President-elect Biden calls for healing as Trump tries to block transition

Four-year-old Aiden Porter holds up a Biden-Harris campaign sign in celebration of the Democrats’ victory in the presidential election.
 Photo by Sandra Sellars/Richmond Free Press

Special to Trice Edney News Wire

from the Richmond Free Press

President-elect Joe Biden is calling this “a time for healing” in claiming victory in the 2020 presidential election.

“Folks, the people of this nation have spoken. They’ve delivered us a clear victory,” the 78-year-old president-elect said from Wilmington, Del., as he stood with his running mate and future vice president, U.S. Sen. Kamala Harris, who will be the first woman, first Black and first South Asian to fill the nation’s second highest office.

In the wake of the knock-down, drag-out battle for the top office against President Donald Trump, Biden urged Americans to come together.

“Let’s give each other a chance. It’s time to put away the harsh rhetoric, lower temperature, see each other again, listen to each other again,” he said. “It’s a time to heal.”

That may be tough in a nation that appears to be engaged in a political civil war, cleaved between the red Republicans and blue Democrats.

Though counts continue in some parts of the country and with states yet to officially certify results, Biden, a former senator and former vice president, declared victory after multiple news organizations on reported that he had won Pennsylvania and its 20 electoral votes, giving the Democratic ticket the 270-vote majority in the Electoral College needed to beat the incumbent Trump.

Early analysis shows that high numbers of Black and Latino voters went to the polls, most notably in key battleground states, including Michigan, Arizona and Georgia, enabling Biden to overcome, albeit narrowly, a Republican surge on Election Day.

If the votes are confirmed and certified, the divisive President Trump, who has undermined the office and turned lies and insults into badges of honor, would be the first sitting president to lose re-election since George H.W. Bush in 1992.

Still, President Trump has yet to concede. As late as last weekend, he was still declaring himself the winner backed by a chorus of GOP sycophants echoing that theme. He also is blocking Biden from gaining resources or cooperation to begin the transition. And he has joined with the likes of Sen. Lindsay Graham of South Carolina and Sen. Ted Cruz of Texas to try to undermine the results with claims of election fraud without any evidence — even in states where Republicans control the legislatures, such as Wisconsin and Pennsylvania.

That message is being heard loud and clear by Trump supporters who are dismayed their hero did not win.

While there was jubilation over the outcome of the presidential race in places like Richmond, Atlanta, Detroit and Washington that strongly backed President-elect Biden, there were counter-demonstrations in Trump country where people were holding up “Stop the Fraud” signs and banners.

Recounts are likely in several key states, including Georgia, where a hand-count was ordered of every presidential ballot after President Trump failed to win. The final, official result of the election also will take time as President Trump’s legal team files a wave of lawsuits seeking to make the outcome appear illegitimate — though he has yet to find a judge to accept any of his team’s arguments.

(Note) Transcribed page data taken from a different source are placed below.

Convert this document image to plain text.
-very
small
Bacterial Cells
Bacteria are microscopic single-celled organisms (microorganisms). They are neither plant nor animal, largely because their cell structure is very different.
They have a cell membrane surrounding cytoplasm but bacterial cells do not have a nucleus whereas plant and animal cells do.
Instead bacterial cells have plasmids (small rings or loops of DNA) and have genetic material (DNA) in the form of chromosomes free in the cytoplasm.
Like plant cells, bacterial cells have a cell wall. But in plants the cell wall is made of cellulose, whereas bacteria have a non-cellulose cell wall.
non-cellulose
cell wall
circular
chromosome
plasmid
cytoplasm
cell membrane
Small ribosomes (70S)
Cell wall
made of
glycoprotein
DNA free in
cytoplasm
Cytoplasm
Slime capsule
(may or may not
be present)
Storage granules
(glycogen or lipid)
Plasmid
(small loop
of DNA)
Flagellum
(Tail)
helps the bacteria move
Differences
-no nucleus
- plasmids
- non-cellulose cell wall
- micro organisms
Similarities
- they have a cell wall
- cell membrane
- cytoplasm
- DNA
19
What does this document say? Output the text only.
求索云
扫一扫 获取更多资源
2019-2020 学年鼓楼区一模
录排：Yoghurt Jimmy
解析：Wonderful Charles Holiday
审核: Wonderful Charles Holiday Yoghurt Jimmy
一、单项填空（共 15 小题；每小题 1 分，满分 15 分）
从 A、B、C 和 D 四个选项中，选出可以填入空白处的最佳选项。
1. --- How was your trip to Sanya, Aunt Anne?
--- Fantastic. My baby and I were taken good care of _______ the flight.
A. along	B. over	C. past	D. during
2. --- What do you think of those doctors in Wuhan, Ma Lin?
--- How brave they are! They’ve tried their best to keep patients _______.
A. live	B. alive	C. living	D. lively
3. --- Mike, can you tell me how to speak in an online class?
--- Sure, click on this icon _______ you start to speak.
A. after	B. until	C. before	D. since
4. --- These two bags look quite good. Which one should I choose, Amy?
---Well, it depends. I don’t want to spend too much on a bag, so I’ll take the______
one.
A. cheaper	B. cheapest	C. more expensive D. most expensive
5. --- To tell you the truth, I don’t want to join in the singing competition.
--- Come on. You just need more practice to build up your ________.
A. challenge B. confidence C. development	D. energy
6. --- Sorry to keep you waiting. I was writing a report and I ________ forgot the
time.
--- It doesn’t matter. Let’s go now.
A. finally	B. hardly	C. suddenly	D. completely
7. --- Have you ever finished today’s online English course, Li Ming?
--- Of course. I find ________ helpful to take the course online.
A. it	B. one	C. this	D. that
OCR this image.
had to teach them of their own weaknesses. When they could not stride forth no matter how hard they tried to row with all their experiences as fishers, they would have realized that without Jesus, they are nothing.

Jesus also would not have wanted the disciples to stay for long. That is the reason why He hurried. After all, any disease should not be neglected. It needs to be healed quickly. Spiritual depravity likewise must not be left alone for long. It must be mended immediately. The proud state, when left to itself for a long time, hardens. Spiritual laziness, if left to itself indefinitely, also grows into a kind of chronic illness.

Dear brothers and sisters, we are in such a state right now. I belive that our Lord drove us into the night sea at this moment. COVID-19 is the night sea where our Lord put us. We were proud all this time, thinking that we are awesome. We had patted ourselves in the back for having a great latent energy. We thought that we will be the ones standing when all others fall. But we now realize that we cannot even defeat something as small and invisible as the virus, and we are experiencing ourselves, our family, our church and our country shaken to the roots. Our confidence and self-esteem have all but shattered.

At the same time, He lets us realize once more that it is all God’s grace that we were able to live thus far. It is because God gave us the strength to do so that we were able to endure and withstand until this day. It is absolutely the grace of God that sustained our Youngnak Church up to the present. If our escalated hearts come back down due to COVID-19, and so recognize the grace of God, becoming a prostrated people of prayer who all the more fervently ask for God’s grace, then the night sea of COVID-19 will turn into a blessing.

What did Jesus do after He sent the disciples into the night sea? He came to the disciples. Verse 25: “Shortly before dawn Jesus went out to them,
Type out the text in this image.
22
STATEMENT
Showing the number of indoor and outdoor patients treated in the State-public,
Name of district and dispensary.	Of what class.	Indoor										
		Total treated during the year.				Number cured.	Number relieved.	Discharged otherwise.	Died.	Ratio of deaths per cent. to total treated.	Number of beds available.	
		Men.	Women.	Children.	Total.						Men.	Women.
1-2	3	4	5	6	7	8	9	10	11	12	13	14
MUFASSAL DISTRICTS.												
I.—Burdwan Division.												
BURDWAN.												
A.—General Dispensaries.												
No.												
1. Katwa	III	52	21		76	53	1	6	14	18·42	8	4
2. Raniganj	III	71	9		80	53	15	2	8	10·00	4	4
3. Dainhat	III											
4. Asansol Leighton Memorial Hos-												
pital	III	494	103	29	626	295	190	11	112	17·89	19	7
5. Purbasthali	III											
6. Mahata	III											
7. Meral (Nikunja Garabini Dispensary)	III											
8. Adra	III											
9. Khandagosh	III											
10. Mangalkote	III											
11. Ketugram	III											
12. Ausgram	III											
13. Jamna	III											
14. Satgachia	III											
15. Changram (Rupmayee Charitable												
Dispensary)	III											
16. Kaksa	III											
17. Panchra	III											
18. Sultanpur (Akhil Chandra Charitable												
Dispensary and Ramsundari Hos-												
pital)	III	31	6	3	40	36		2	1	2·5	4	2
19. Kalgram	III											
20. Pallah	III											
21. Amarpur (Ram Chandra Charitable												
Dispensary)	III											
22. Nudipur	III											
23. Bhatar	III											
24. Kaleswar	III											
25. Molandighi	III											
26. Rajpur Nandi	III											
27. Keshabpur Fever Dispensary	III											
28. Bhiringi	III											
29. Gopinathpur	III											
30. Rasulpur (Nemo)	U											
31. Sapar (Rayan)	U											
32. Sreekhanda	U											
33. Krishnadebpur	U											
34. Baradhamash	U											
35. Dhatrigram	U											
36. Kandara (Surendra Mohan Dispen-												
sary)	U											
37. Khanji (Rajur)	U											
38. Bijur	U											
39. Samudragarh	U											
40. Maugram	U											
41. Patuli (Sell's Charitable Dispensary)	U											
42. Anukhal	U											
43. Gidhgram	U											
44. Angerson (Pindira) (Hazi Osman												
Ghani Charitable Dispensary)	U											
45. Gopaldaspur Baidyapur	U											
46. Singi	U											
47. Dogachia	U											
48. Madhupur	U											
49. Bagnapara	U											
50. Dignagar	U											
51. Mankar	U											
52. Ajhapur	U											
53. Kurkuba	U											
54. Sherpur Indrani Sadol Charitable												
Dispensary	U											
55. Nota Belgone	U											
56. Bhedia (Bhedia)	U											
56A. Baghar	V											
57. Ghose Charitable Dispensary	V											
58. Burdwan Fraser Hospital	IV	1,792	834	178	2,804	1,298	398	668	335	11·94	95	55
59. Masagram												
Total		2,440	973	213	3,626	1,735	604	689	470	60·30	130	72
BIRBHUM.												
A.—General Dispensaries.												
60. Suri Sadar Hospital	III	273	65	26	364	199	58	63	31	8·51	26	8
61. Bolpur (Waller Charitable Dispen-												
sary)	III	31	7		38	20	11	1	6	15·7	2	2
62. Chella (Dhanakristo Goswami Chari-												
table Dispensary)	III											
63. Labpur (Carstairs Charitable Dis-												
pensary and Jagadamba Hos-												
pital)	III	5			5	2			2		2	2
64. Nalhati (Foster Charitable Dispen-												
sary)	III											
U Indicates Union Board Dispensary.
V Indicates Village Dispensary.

It looks like Biden scored a big victory. According to national data, a record 150 million people participated in the election, with Biden leading in the popular vote. Currently, he has about 77 million votes to about 72 million for Trump, a record for both winner and loser.

The total turnout also hit 66.3 percent of the electorate, the highest level since 1908. But that still means 75 million registered voters did not cast ballots.

As various election watchers have noted, the projected Democratic landslide never materialized and that is likely to leave Biden and Democrats in a far weaker position after he takes office Jan. 20.

Notably, Republicans kept control of legislatures in Texas and other key states that Democrats hoped to flip and the winners now will be able to use new 2020 Census data to retain power through gerrymandering and new voter suppression laws.

Even worse, Democrats gained a net of just one new U.S. Senate seat, according to results from around the country, not the three needed to gain control of the Senate, which votes on presidential nominees to the U.S. Supreme Court, all federal courts and other top government positions.

Democrats’ only chance to get to 50 Senate seats so that Sen. Harris could break ties when she takes over in January as vice president and presiding officer of the Senate is to win both Georgia seats. Runoffs are to be held for both Georgia Senate seats on Jan. 5.

While Biden narrowly won the state, the smart money is betting that Republicans will win both seats, giving the GOP a 51-49 margin. If that happens, Sen. Mitch McConnell of Kentucky will remain majority leader and could ensure that Biden faces the same gridlock he created to thwart President Barack Obama.